2. Before any exercise or sports session, warm up by walking or riding a stationary bicycle, then stretching the muscles in the front of the thigh (quadriceps) and back of the thigh (hamstrings).
3. Strengthen the leg muscles with exercises such as walking up stairs or hills or riding a bicycle. Or include leg exercises in a weight-training program.
4. Wear shoes that fit properly to maintain correct alignment of feet, ankles, and knees when walking or running. Knee problems can be caused by flat or overpronated feet (feet that roll inward). You might reduce these problems by wearing special shoe inserts called orthotics.
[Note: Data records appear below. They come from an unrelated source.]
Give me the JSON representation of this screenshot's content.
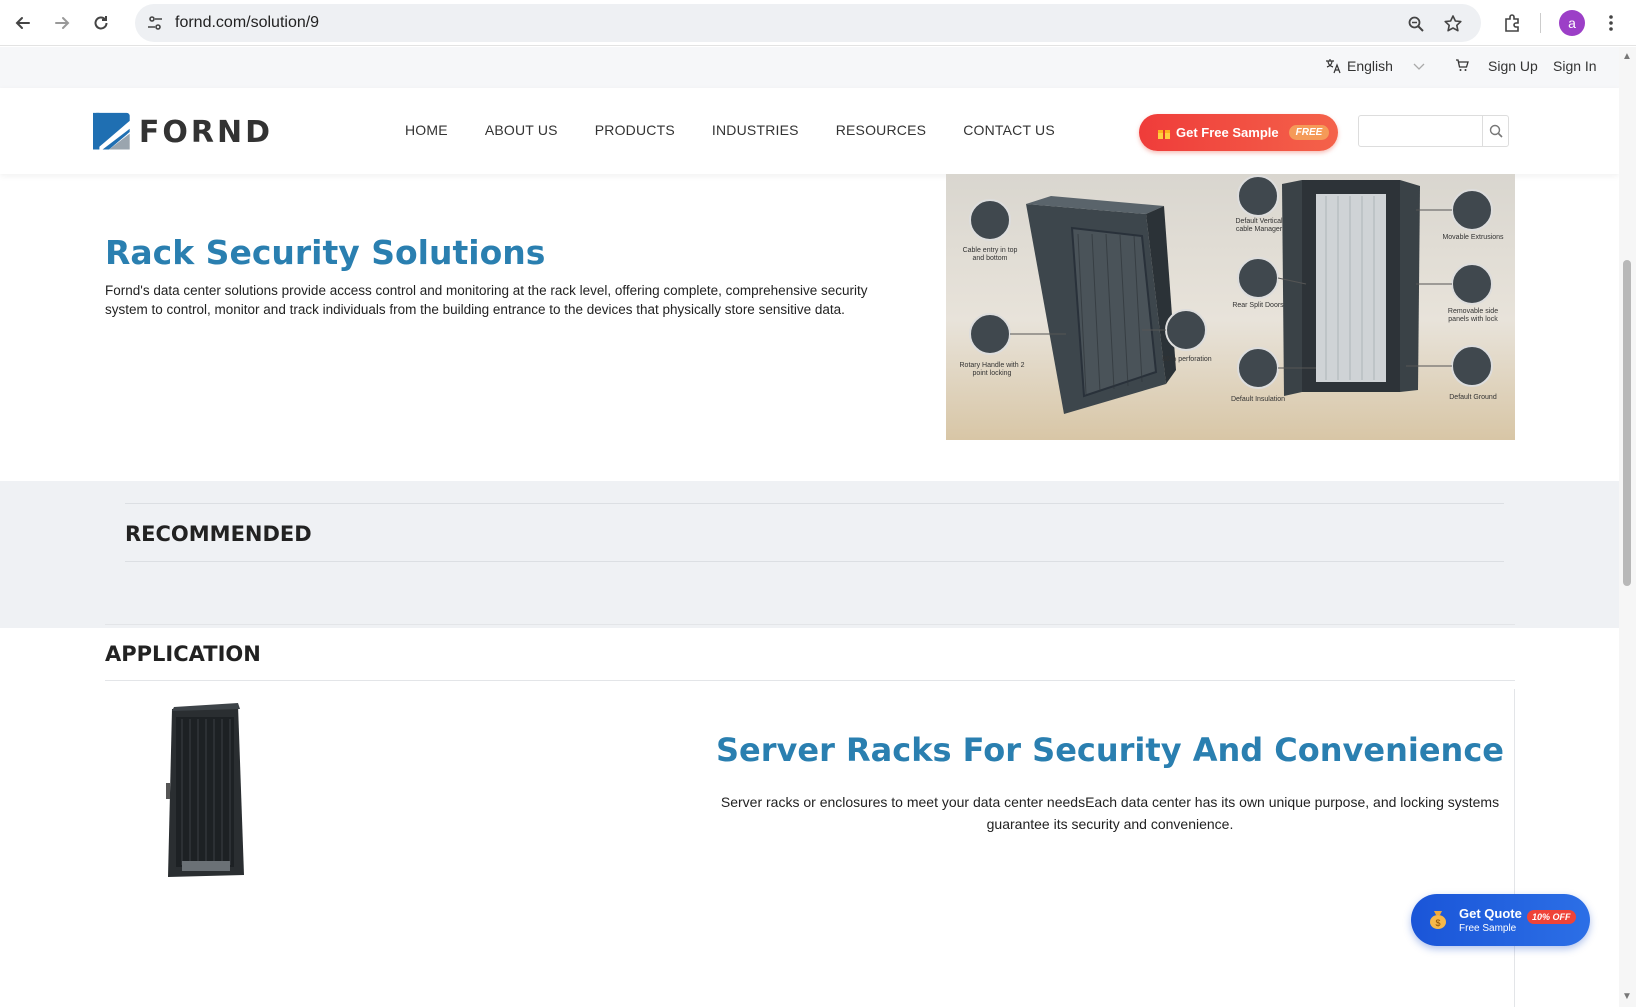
{
  "browser": {
    "url": "fornd.com/solution/9",
    "avatar_letter": "a"
  },
  "topbar": {
    "language": "English",
    "sign_up": "Sign Up",
    "sign_in": "Sign In"
  },
  "header": {
    "logo_text": "FORND",
    "menu": [
      "HOME",
      "ABOUT US",
      "PRODUCTS",
      "INDUSTRIES",
      "RESOURCES",
      "CONTACT US"
    ],
    "sample_button": "Get Free Sample",
    "sample_badge": "FREE",
    "search_placeholder": ""
  },
  "hero": {
    "title": "Rack Security Solutions",
    "description": "Fornd's data center solutions provide access control and monitoring at the rack level, offering complete, comprehensive security system to control, monitor and track individuals from the building entrance to the devices that physically store sensitive data.",
    "image_labels": {
      "cable_entry": "Cable entry in top and bottom",
      "rotary_handle": "Rotary Handle with 2 point locking",
      "perforation": "86% perforation",
      "vertical_cable": "Default Vertical cable Manager",
      "rear_split": "Rear Split Doors",
      "insulation": "Default Insulation",
      "extrusions": "Movable Extrusions",
      "side_panels": "Removable side panels with lock",
      "ground": "Default Ground"
    }
  },
  "recommended": {
    "title": "RECOMMENDED"
  },
  "application": {
    "title": "APPLICATION",
    "heading": "Server Racks For Security And Convenience",
    "description": "Server racks or enclosures to meet your data center needsEach data center has its own unique purpose, and locking systems guarantee its security and convenience."
  },
  "quote": {
    "title": "Get Quote",
    "subtitle": "Free Sample",
    "badge": "10% OFF"
  },
  "colors": {
    "accent_blue": "#2a7fb0",
    "sample_red": "#ef3c3a",
    "quote_blue": "#1a55d8"
  }
}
5. Maintain a healthy weight. Excess weight increases the risk of osteoarthritis of the knee.
6. Give your body time to recover from repetitive activities, which can fatigue the muscles around your joints and cause inflammation. Not allowing your body time to recover from repetitive activities increases risk of injury. Current strength training guidelines advise against working the same muscle group on consecutive days.
7. Recognize that some sports activities put greater stress on your knees than others. Downhill skiing involves sharp twists and turns and a potential for falls; basketball requires jumps and pivots.
8. Stop doing activities that result in pain or swelling. If the pain doesn’t go away or it returns and your activity is limited by the pain, you should see a doctor.